Obama calls Mexican president on death of drug lord
U.S. President Barack Obama called Mexican President Felipe Calderon to voice support to Mexico's fight in the drug war, following the death of Antonio Cardenas Guillen, a drug trafficking leader in the country, White House said on Saturday.
"President Obama spoke today with Mexican President Felipe Calderon to reaffirm United States support for Mexico's efforts to end the impunity of organized criminal groups following yesterday's operation in Matamoros against Gulf Cartel leader Antonio Cardenas Guillen, known as Tony Tormenta, in which Cardenas Guillen died," White House said in a statement.
"The President offered his condolences to President Calderon on the death of Mexican officials involved in the operation, as well as the death of Matamoros journalist Carlos Guajardo," said the statement.
White House said Obama thanked Calderon for Mexico's close coordination with U.S. officials to help assure the safety of U.S. citizens in Matamoros, Xinhua reported.

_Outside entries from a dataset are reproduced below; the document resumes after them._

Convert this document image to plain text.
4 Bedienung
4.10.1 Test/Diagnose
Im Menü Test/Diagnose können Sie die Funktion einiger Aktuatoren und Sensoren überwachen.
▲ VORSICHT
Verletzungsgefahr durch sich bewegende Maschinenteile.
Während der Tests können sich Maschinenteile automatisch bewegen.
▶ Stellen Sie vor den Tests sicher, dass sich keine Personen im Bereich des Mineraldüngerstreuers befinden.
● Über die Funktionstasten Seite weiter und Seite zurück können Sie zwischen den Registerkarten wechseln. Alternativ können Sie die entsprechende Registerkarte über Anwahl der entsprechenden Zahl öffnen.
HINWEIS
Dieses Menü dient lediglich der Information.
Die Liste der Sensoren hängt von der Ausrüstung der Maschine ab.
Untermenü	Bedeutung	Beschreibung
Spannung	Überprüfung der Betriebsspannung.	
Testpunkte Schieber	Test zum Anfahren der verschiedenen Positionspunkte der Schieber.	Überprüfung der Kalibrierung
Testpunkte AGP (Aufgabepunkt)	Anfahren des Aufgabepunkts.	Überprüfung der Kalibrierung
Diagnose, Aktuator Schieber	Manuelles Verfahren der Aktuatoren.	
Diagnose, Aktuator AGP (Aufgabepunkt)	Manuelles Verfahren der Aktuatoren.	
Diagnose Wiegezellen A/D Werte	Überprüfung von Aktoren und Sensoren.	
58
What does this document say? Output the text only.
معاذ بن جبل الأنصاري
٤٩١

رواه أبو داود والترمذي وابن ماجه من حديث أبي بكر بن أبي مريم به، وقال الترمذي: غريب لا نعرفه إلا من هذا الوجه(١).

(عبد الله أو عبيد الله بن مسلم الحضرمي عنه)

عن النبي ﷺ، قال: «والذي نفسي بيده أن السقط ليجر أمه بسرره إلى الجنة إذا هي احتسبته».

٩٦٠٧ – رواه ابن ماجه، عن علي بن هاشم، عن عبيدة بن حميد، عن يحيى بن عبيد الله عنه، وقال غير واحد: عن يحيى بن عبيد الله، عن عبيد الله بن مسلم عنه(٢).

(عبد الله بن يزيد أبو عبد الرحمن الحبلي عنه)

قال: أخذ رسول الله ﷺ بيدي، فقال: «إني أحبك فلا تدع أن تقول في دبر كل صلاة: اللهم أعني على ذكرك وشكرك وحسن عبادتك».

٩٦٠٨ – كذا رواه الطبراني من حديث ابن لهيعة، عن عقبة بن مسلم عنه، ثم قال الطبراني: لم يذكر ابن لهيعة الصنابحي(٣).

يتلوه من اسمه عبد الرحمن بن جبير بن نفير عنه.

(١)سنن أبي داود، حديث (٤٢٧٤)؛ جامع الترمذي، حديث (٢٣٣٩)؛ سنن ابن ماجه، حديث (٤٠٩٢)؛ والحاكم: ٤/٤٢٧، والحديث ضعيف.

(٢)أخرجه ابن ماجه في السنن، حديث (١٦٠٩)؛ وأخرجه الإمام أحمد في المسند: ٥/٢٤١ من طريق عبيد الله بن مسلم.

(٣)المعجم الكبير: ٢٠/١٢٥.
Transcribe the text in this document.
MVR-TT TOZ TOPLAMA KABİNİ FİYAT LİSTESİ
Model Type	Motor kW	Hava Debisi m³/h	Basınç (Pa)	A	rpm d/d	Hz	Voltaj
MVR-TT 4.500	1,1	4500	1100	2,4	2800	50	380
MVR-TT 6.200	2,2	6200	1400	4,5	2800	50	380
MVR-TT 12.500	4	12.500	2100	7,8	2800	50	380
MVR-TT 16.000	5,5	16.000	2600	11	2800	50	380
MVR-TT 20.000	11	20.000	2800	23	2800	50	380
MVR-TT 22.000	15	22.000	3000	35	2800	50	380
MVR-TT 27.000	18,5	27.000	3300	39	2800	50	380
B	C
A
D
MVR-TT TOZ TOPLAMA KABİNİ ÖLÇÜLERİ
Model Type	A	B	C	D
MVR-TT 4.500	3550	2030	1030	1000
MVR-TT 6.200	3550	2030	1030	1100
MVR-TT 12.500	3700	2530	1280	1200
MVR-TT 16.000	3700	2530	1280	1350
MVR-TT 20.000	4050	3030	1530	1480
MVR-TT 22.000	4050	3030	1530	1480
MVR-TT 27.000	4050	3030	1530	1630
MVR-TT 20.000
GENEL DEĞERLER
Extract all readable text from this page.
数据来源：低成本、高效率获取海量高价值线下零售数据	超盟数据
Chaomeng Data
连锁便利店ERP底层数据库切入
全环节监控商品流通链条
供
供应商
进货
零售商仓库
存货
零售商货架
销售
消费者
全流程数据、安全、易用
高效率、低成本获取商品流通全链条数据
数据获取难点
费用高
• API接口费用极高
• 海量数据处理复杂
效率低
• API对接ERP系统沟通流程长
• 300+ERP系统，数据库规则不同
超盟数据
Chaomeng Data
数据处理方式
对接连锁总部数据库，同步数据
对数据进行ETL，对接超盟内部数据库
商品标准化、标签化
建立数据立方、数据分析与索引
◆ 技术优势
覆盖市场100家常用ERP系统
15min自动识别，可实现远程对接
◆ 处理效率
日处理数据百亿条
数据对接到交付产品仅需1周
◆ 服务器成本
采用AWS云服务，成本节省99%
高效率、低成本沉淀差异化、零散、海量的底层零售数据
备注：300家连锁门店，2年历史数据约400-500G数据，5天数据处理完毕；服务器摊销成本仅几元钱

Antonio Cardenas Guillen, leader of Mexican drug trafficking gang the Gulf Cartel, was killed on Friday by Mexican authorities.
Cardenas died in Matamoros, a port city in the northeastern Mexican state of Tamaulipas, during an attempt to arrest him, which included 660 officers, three helicopters and 17 land vehicles.
The Gulf Cartel operates on Mexico's east coast, especially in the states of Veracruz and Tamaulipas.
The group of organized crimes, which has existed since the 1970s, reportedly smuggles marijuana and methamphetamine into U.S. state of Texas, which neighbors Tamaulipas to the north. It also has protection and kidnap rackets and has been linked to the murder of 72 migrants at a Tamaulipas ranch in August.
Cardenas had taken control of the organization in 2003 after the death of his brother Osiel Cardenas Guillen.